Однако, как правило, дикая свистопляска, царившая на нижних этажах этих чистилищ и на долгие месяцы нарушавшая нормальную жизнь советских учреждений, по мере восхождения очистительной машины к высшим инстанциям, постепенно выдыхалась. Обвинения становились грамотнее, формулировки – лояльней, решения – гуманней. Да и неудивительно, потому что весь направленный на скромных советских работников залп из тяжелых орудий не имел под собой никаких реальных оснований.

Перепуганные семьи постепенно успокаивались, кормильцы возвращались к тому же труду, где их застала разбушевавшаяся стихия. Иногда они с большим или с меньшим успехом менялись местами, как меняются между собой местами карты, перетасованные для новой игры.

Ничего непоправимого не случилось и с нами, Центральное бюро статистики труда было ликвидировано, но статистика труда продолжала существовать. Наш журнал был закрыт, но работа над нашими темами продолжалась. Наш коллектив в ВЦСПС был разрушен, но все мы продолжали работать в других.
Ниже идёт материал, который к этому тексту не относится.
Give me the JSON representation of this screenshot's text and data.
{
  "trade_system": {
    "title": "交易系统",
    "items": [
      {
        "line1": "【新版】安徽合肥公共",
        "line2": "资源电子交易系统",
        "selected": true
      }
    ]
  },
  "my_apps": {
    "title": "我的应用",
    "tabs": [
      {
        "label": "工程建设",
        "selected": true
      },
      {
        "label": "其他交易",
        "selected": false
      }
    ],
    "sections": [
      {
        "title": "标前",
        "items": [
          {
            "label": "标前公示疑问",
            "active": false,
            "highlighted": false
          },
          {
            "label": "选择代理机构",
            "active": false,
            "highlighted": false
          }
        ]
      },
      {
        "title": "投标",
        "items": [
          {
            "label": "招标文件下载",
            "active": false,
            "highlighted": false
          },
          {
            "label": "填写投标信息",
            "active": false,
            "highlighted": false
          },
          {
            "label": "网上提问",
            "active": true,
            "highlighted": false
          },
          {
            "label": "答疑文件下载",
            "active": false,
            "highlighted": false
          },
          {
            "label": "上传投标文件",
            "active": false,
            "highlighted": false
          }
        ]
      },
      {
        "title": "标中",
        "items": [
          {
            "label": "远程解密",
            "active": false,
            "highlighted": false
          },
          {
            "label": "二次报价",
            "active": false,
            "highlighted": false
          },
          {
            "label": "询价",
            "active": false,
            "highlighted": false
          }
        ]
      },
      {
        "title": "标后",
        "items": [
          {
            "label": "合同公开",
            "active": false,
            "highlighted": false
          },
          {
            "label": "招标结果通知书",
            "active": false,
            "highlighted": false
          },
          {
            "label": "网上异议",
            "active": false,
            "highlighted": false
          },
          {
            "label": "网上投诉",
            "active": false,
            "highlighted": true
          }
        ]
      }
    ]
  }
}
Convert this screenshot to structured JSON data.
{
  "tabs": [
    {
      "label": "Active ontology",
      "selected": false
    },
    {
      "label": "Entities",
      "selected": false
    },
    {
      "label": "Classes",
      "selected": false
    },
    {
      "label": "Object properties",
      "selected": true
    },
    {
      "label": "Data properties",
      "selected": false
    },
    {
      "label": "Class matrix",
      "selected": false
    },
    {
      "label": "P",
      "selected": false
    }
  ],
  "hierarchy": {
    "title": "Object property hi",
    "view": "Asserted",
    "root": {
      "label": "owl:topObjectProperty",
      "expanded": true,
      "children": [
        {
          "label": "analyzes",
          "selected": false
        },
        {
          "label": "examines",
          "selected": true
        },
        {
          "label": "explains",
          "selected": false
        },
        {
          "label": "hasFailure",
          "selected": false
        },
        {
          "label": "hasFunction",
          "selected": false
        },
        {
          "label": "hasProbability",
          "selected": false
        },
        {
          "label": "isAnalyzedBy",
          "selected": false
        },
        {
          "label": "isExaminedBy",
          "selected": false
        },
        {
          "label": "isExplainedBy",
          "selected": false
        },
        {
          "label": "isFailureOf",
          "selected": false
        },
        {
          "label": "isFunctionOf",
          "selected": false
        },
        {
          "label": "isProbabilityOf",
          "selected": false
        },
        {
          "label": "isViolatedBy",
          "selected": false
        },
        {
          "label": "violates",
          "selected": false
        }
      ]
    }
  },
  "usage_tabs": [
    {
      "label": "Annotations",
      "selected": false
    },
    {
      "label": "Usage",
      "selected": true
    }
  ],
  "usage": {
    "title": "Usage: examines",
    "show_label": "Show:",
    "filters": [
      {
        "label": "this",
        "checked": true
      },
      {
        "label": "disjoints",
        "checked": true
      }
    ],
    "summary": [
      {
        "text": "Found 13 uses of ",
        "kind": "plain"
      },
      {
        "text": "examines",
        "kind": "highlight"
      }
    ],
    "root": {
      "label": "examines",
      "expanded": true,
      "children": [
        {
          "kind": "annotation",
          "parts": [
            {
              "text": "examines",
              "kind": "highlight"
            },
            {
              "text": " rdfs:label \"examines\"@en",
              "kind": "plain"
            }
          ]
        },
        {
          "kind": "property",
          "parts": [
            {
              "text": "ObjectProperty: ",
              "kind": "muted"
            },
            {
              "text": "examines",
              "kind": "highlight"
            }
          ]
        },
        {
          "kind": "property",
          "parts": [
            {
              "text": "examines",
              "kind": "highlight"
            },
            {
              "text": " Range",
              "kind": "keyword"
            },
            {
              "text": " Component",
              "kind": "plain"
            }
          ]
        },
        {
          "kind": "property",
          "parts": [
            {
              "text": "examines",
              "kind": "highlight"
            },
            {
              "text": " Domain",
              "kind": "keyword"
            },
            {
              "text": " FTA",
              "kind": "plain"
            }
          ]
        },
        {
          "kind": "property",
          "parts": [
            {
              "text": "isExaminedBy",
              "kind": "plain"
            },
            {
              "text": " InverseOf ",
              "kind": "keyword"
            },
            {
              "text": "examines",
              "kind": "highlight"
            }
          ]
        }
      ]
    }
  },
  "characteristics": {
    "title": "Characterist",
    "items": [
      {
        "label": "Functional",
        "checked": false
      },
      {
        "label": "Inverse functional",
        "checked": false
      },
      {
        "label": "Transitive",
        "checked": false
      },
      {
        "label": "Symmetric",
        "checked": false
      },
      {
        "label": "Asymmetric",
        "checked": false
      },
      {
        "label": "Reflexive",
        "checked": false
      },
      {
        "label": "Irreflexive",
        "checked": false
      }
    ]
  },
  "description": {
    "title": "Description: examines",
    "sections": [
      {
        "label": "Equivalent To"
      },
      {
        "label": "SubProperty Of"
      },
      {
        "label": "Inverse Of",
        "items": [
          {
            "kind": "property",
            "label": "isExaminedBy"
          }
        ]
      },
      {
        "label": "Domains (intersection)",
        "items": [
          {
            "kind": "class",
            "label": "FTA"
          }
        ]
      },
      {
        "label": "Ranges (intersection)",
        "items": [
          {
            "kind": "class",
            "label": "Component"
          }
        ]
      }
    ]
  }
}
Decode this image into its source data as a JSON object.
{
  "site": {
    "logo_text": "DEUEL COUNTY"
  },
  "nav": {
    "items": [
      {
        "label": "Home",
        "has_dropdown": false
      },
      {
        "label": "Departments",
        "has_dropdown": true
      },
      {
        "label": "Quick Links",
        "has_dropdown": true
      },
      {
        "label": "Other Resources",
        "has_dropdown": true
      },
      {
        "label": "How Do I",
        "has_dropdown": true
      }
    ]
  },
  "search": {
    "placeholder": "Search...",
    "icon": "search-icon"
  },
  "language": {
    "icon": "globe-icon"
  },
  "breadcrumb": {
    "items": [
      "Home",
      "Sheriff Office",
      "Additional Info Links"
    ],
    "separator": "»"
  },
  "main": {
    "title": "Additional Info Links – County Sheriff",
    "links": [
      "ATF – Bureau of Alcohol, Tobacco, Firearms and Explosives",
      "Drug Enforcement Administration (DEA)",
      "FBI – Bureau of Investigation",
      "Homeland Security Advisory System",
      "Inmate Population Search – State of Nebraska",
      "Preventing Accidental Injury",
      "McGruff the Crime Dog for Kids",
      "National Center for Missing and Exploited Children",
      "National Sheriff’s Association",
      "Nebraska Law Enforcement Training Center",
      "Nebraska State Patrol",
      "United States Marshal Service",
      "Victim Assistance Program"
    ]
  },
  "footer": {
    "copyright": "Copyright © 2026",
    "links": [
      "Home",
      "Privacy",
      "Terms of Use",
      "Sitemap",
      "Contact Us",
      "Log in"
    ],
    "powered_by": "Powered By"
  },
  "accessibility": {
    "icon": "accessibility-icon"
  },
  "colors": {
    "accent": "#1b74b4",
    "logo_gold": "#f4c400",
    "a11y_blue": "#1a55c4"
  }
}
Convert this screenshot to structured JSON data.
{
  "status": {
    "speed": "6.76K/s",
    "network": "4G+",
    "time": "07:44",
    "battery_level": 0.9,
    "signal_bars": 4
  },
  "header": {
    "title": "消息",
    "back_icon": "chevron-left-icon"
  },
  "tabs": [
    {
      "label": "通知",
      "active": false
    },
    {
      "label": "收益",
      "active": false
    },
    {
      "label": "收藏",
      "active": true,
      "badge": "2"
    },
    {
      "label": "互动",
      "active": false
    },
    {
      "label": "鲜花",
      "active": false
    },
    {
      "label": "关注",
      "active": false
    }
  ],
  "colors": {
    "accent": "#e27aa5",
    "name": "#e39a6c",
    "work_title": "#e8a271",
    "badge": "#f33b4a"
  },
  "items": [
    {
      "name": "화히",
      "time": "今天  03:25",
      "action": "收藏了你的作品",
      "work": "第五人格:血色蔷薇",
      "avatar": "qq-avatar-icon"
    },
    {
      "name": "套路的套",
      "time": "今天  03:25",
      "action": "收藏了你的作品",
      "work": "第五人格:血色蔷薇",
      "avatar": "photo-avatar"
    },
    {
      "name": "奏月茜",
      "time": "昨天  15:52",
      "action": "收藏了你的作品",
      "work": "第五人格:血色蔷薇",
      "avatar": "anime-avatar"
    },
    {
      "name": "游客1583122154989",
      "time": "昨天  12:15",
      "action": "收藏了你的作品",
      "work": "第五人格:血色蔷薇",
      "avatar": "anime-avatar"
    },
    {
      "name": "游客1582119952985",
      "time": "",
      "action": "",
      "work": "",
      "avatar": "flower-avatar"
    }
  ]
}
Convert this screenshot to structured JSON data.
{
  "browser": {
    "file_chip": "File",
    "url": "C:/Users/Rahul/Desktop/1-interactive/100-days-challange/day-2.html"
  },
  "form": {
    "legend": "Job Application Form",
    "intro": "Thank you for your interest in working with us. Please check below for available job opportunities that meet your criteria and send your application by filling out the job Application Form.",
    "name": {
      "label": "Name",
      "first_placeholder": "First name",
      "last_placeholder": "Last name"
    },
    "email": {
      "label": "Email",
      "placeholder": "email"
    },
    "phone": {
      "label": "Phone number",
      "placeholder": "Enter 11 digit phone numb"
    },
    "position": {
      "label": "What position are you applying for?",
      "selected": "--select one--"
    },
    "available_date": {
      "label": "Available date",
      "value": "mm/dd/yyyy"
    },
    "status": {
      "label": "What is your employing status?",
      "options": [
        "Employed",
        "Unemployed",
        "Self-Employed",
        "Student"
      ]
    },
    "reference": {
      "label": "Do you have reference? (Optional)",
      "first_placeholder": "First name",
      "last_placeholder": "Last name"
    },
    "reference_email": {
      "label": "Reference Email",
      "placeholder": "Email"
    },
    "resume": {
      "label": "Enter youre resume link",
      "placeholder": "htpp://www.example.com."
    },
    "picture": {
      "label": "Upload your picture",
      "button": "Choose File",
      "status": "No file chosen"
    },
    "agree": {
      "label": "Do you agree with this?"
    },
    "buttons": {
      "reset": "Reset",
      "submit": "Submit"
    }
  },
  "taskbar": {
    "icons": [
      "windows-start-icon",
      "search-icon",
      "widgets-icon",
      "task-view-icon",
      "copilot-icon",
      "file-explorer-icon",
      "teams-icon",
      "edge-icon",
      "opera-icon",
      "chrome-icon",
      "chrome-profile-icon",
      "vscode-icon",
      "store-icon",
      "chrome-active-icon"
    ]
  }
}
Если бы авторы чистки ставили своей целью смену всего советского аппарата, можно было бы смело сказать, что вся приведенная ею в движение машина проработала на холостом ходу. Но в том-то и дело, что кроме этой своей видимой цели она преследовала еще другую, высшую цель – политического воспитания масс в атмосфере сыска и доносительства, в духе повиновения и всеобщего страха.

Это была только прелюдия к симфонии наступавшего террора. И будем справедливы, друзья мои, прелюдия эта с начала и до конца была исполнена безусловно артистически.